El movimiento del cañón de la pistola fue suficiente respuesta.

—Unas cuantas monedas, un teléfono móvil y un mechero, eso es todo —dijo Heller una vez cumplido el registro.

—¿De verdad no te suena el mechero? —intervino de nuevo el hombrecillo, al tiempo que sacaba un mechero Zippo de color dorado de su bolsillo, idéntico al que el sargento acababa de extraer del celador e idéntico también al que usaba el comisario Goldiak—. ¿Lo entiendes ahora?

Fue lo mismo que recibir un tercer puñetazo. La única persona que sabía dónde se encontraba era el comisario Goldiak.

—Todos los miembros de la organización disponemos del mismo modelo; de esa forma nos identificamos los unos a los otros. En cuanto al ruido de los disparos, sin duda alguien habrá llamado a la comisaría, donde tienen orden de informar a Goldiak, quien a su vez se personará para comprobar lo ocurrido. No vendrá ninguna patrulla, sino el propio comisario Goldiak para hacerse cargo de la situación. ¿Comprendes ahora? —aclaró el hombrecillo.

—¡Goldiak! —exclamó Heller.

El hombrecillo amartilló de nuevo su pistola, presto para disparar.

—¡Goldiak les ha tendido una trampa! Está esperándoles ahí afuera. No saldrán con vida de aquí —logró balbucir el sargento.

El hombrecillo mantuvo firme el pulso, con la pistola apuntando a su objetivo.
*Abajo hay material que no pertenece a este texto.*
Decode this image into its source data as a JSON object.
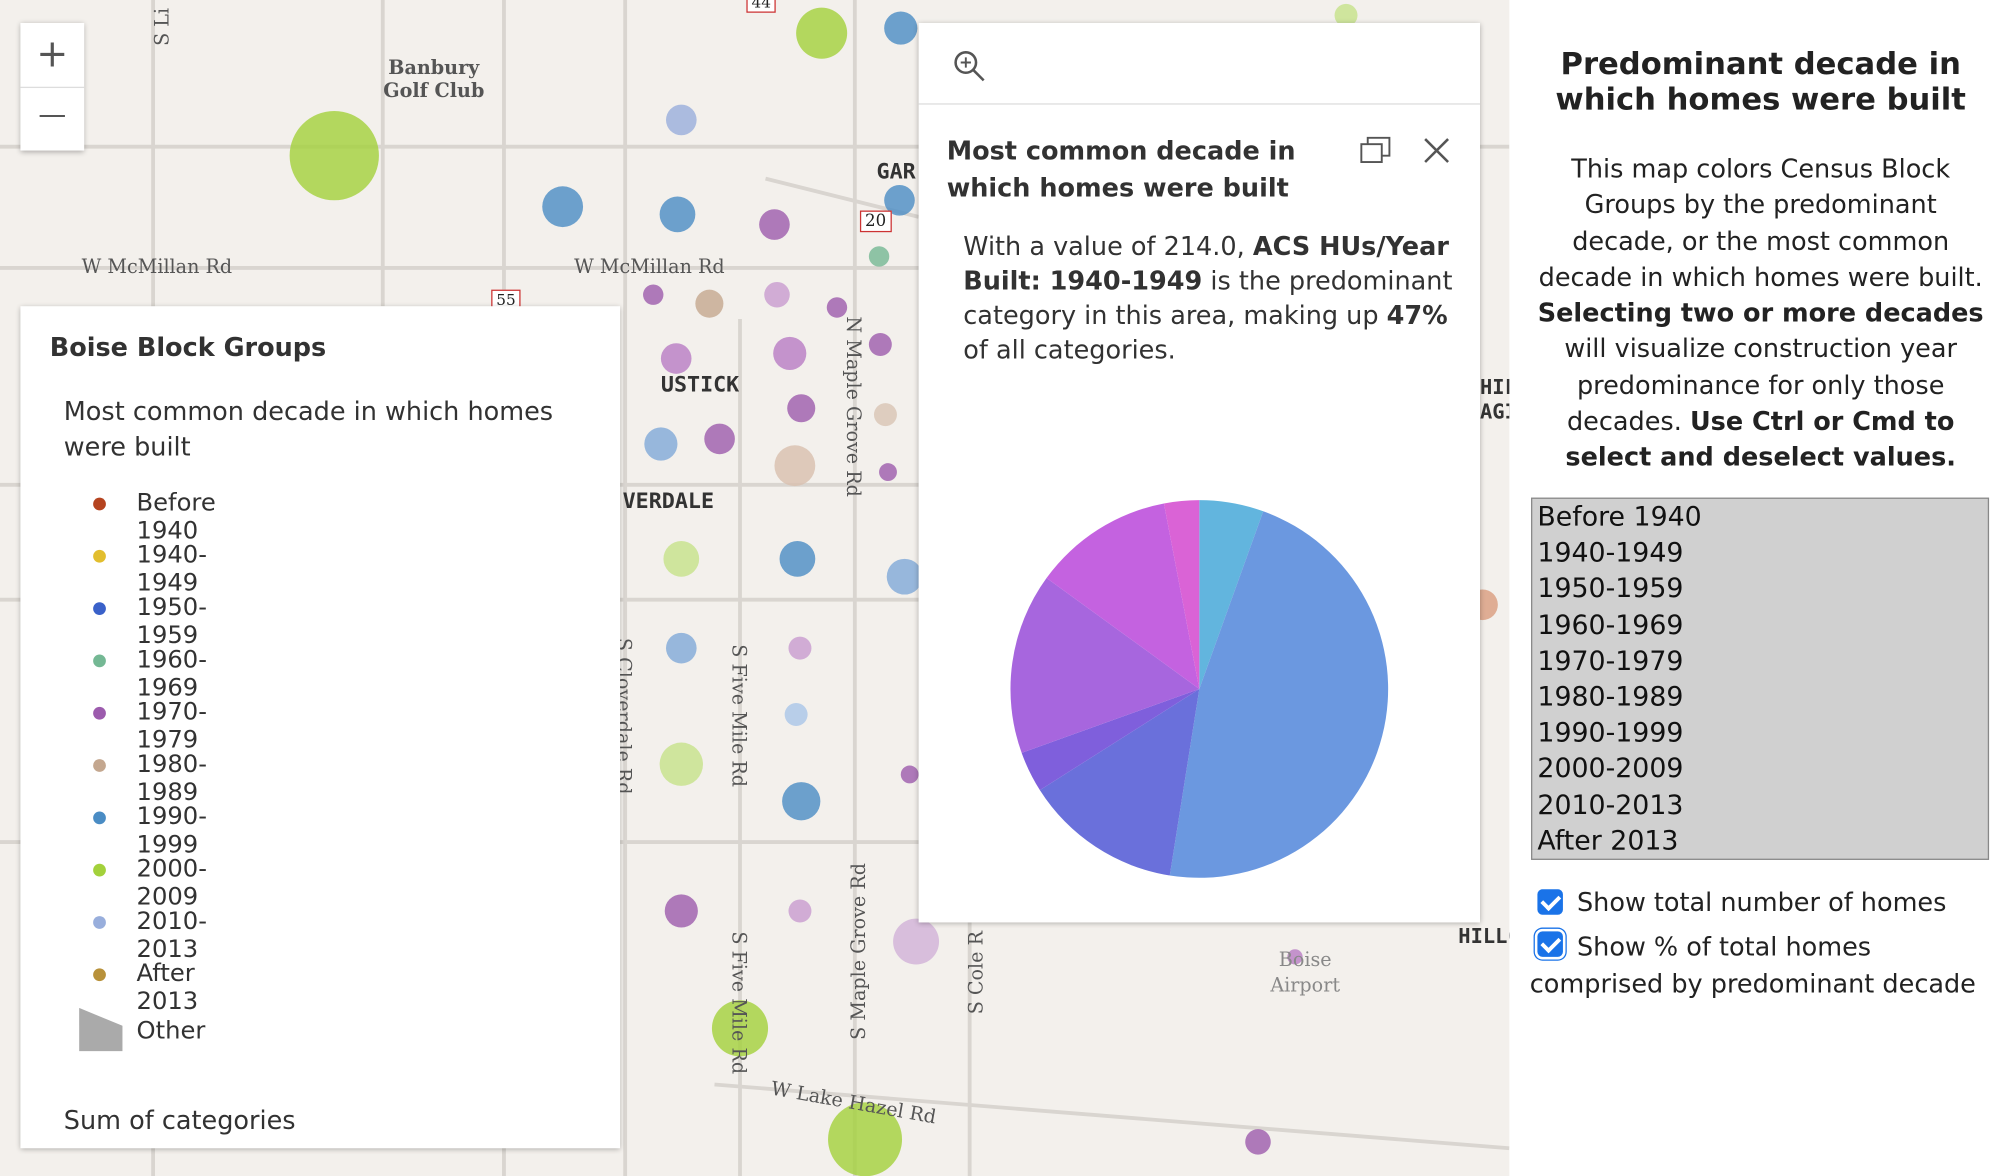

Era cuestión de segundos que apretara el gatillo.

—Tal vez tenga razón —volvió a decir el grandullón.

—Es solo un farol para que no dispare —dijo el hombrecillo manteniendo la posición de tiro.

—¡Escuchémosle! —intercedió el grandullón.

—Los llamó para que acabaran conmigo y con Sadek, pero les abatirá en cuanto pongan un pie en la calle. ¿Saben por qué? Porque no puede permitir que encuentren mi cadáver junto al del celador, puesto que eso pondría a la policía, como les he dicho, tras la pista de la clínica Aurora. Me apuesto lo que quieran a que esta casa es de alquiler y pertenece a la Maxi Cohen Real Estate, y que el nombre de Levi Sadek no figura en el contrato de arrendamiento porque se trata de un subarriendo. De modo que Goldiak necesita el cadáver de otra persona para que me haga compañía. Alguien, por ejemplo un matón o un delincuente con antecedentes penales, pero al que nada lo relacione con la clínica Aurora o con los trasplantes de órganos humanos. Creo que ambos encajan perfectamente en ese perfil. ¿Por casualidad no pertenecerán ustedes a una organización del tipo Neturei Karta? Porque, para los fines que persigue el comisario, eso sería lo más conveniente.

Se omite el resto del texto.